Presently, Bitcoin enjoys several Futures markets offered by the likes of the CBOE (Chicago Board Options Exchange) and the CME group; however, the leading cryptocurrency has yet to achieve another financial milestone: inclusion in an Exchange Traded Fund (ETF).
What is an ETF (Exchange Traded Fund)?
An ETF, in simple terms, is a marketable security that tracks either an index of funds, a commodity, or a basket of assets.
Rather than serving along the lines of a mutual fund, ETFs trade somewhat like a common stock on a stock exchange, next to other listed companies or assets; for example, Microsoft (MSFT), Apple (AAPL), or Gold. Since ETFs trade like stocks, they do not have a net asset value (NAV) calculated at the end of every day. However, ETFs enjoy higher liquidity and usually employ lower fees than a professionally managed mutual fund.
An ETF holds the underlying assets that consist of the fund (either share of stock, foreign currency, or gold assets) and splits the possession of these assets into shares. Stockholders in an ETF do not directly own these assets; instead, they have to claim shares of the ETF itself. Simply put, asset ownership in an ETF is what we call ‘indirect’.
Additionally, an ETF can be considered as a distributed fund that can be traded in portions on a currency exchange. An ETF functions by offering stockholders a denomination of the profits the fund rakes in. Given that the fund’s value is distributed through shares, stockholders can easily buy, sell, or trade shares of the ETF just as they would, the stocks of a company. Should an ETF be liquidated, stockholders can still keep remaining value.
What are blockchain ETFs?
While we are waiting to see a major Bitcoin ETF, there are already several small ones that have hit the stands.
However, a notable difference is that the so-called ‘blockchain ETFs’ do not invest in actual blockchain-based cryptocurrencies or altcoins.
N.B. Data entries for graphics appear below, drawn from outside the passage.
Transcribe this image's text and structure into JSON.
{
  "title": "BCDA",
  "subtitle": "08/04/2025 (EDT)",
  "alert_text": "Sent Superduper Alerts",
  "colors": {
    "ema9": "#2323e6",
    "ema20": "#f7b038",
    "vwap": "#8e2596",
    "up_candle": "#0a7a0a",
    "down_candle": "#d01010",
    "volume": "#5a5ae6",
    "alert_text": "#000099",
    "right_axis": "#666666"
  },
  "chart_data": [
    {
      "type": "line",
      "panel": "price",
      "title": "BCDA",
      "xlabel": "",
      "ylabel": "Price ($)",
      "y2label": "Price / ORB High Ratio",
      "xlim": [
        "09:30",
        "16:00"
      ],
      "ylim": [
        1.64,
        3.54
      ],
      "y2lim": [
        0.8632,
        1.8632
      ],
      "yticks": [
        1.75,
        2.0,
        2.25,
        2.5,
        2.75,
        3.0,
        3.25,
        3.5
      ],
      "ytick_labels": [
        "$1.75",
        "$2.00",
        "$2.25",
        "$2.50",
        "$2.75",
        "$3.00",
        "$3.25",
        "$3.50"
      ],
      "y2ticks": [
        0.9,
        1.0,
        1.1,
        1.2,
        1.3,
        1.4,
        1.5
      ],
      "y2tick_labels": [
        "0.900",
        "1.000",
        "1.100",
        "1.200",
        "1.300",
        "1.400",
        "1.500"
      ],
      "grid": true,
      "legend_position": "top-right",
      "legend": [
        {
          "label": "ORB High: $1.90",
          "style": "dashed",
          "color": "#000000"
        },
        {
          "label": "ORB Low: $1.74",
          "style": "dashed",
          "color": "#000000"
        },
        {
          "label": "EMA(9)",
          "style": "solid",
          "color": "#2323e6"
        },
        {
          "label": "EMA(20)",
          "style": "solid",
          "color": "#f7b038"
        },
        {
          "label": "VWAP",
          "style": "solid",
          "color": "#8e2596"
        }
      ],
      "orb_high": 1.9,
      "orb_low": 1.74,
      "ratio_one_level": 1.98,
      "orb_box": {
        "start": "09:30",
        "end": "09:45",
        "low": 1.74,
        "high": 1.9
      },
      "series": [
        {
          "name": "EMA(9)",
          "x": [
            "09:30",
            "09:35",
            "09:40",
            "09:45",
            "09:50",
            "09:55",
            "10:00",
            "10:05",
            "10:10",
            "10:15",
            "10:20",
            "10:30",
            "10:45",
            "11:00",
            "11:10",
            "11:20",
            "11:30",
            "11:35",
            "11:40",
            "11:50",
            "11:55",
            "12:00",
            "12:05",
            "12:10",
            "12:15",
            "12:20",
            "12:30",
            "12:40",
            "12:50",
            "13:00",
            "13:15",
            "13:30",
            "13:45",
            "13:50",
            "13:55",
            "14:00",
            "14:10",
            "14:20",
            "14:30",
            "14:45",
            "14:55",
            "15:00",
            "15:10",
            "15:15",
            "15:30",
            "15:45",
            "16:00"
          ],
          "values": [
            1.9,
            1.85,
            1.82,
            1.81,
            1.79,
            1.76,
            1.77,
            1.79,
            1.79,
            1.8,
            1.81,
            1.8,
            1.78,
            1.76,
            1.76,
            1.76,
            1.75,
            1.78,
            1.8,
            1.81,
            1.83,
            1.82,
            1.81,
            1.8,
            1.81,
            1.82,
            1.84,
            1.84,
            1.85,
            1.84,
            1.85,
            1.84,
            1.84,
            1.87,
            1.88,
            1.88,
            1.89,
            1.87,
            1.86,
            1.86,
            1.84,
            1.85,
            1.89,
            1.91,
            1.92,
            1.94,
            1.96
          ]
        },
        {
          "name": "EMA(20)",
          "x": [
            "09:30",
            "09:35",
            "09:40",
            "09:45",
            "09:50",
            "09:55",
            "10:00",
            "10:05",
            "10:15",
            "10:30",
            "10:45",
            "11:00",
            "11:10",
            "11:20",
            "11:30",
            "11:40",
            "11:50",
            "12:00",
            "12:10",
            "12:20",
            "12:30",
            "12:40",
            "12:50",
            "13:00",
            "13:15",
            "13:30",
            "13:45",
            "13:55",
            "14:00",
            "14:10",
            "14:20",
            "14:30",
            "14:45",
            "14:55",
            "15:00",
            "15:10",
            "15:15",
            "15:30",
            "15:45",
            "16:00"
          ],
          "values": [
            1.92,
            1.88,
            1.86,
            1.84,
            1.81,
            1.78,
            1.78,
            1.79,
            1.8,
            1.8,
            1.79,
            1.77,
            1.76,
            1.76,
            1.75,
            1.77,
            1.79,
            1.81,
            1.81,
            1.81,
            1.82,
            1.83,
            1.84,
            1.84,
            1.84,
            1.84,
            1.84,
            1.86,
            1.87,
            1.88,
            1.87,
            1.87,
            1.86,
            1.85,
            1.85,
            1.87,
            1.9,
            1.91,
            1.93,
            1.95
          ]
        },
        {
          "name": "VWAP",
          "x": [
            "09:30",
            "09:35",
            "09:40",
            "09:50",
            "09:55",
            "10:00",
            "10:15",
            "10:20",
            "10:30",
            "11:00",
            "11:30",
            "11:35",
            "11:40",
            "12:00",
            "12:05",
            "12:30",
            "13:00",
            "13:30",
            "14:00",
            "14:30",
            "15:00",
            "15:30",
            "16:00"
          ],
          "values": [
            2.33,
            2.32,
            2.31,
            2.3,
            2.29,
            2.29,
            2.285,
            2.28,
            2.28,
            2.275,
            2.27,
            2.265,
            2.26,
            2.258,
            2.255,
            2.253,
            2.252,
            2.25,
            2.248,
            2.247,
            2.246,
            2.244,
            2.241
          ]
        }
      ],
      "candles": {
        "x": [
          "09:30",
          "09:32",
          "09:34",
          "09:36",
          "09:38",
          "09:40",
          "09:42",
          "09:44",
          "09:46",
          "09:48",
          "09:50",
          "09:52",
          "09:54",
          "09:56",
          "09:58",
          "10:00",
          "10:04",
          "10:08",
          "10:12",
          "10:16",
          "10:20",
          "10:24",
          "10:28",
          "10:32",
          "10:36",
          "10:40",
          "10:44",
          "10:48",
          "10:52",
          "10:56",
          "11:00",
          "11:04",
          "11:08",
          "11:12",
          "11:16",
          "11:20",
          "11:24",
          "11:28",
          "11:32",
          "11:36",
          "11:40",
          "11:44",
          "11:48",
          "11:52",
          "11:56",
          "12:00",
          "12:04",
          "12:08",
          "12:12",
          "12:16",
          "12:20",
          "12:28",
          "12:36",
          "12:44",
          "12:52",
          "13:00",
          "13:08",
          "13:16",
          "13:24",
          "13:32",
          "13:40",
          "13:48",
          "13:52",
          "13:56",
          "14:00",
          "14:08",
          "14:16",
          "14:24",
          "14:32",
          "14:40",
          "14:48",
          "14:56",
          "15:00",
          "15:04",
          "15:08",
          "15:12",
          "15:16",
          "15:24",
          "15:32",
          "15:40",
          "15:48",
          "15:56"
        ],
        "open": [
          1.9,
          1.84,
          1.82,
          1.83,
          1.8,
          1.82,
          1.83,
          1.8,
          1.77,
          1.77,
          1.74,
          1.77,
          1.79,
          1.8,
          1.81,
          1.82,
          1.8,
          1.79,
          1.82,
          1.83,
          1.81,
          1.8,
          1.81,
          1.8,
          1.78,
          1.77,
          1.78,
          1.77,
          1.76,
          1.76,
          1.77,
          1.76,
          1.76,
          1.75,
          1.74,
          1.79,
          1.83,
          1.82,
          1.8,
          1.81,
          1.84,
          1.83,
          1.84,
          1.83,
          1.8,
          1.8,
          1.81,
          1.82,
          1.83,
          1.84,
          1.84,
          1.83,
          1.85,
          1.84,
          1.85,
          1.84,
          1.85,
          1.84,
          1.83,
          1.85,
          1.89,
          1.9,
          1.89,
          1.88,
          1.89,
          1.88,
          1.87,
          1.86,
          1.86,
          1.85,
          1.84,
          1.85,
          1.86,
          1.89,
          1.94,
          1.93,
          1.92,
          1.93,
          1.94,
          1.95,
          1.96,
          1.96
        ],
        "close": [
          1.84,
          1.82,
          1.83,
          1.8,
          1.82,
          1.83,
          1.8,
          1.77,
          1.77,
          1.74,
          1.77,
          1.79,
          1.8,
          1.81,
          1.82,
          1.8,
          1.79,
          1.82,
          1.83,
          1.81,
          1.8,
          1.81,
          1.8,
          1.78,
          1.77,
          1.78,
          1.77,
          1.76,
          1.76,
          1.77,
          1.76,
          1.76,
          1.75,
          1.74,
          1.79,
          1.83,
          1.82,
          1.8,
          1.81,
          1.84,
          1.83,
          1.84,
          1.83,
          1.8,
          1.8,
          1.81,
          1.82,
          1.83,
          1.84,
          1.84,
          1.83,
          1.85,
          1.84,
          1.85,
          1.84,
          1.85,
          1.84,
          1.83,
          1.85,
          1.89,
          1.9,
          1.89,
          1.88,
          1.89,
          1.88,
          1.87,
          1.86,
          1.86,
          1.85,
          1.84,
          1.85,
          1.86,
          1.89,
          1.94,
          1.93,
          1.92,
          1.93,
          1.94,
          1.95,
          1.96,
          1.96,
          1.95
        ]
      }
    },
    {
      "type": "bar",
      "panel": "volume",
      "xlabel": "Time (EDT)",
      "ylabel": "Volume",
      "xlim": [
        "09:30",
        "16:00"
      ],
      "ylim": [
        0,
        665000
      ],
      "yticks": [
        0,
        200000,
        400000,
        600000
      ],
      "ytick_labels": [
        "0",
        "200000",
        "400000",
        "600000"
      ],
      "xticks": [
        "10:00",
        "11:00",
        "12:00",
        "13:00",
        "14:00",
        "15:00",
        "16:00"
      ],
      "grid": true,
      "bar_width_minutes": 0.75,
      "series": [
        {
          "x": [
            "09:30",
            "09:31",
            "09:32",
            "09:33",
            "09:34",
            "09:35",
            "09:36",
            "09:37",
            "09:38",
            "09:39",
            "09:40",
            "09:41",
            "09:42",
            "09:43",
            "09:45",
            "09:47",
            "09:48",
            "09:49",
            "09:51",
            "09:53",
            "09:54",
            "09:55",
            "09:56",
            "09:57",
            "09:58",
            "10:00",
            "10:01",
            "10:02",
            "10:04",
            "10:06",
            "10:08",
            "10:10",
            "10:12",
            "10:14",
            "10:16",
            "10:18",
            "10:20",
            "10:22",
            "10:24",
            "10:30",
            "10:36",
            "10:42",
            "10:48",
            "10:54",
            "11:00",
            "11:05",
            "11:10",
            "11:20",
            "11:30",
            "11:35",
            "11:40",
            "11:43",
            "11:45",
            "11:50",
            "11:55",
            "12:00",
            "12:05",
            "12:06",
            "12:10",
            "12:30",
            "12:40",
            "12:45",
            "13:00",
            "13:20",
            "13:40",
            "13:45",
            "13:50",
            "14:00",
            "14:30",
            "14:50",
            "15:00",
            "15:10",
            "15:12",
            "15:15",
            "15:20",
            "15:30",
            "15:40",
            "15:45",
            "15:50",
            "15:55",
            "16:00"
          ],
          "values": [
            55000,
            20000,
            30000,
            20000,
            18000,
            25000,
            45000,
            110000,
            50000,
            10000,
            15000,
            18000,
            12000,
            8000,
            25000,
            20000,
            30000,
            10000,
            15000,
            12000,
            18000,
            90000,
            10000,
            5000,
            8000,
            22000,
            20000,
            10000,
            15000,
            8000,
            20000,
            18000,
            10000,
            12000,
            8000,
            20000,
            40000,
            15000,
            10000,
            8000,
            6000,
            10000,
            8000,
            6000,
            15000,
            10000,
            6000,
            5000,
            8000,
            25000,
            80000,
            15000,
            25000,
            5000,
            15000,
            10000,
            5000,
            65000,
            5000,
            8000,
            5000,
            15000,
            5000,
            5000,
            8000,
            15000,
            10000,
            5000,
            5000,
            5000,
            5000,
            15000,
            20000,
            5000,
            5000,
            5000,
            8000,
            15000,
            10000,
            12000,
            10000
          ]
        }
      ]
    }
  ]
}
Instead, they invest in companies involved with the blockchain technology, regardless of whether the firm is a startup creating new fundamentals with blockchain or an older firm introducing blockchain to its core practices.
Blockchain ETFs are seen as a more ‘stable’ form of investment compared to Bitcoin ETFs, given that the former does not precisely track Bitcoin’s market volatility and is, instead, invested in the performance of companies themselves.
So, what is Bitcoin ETFs?
While several Bitcoin ETFs have been proposed, we have yet to see one accepted by the United States Securities and Exchange Commission (SEC).
Mainly, a Bitcoin ETF would purchase an underlying amount of actual Bitcoin and distribute those funds into shares, further distributed to stockholders.
Many proposed Bitcoin ETFs have proposed tracking the price of Bitcoin through Futures contracts rather than through the listed price of Bitcoin on cryptocurrency exchanges. Other proposals may, in time, invite the idea of tracking Bitcoin’s price through other listings.
At the time this piece was conceived, the SEC has rejected most of the Bitcoin ETF proposals, citing issues with liquidity and valuations. The SEC has argued that the trading volumes and liquidity on Bitcoin Futures contracts are too low to serve as a Bitcoin price indicator, given that Bitcoin Futures contracts themselves follow spot prices on Bitcoin and cryptocurrency exchanges.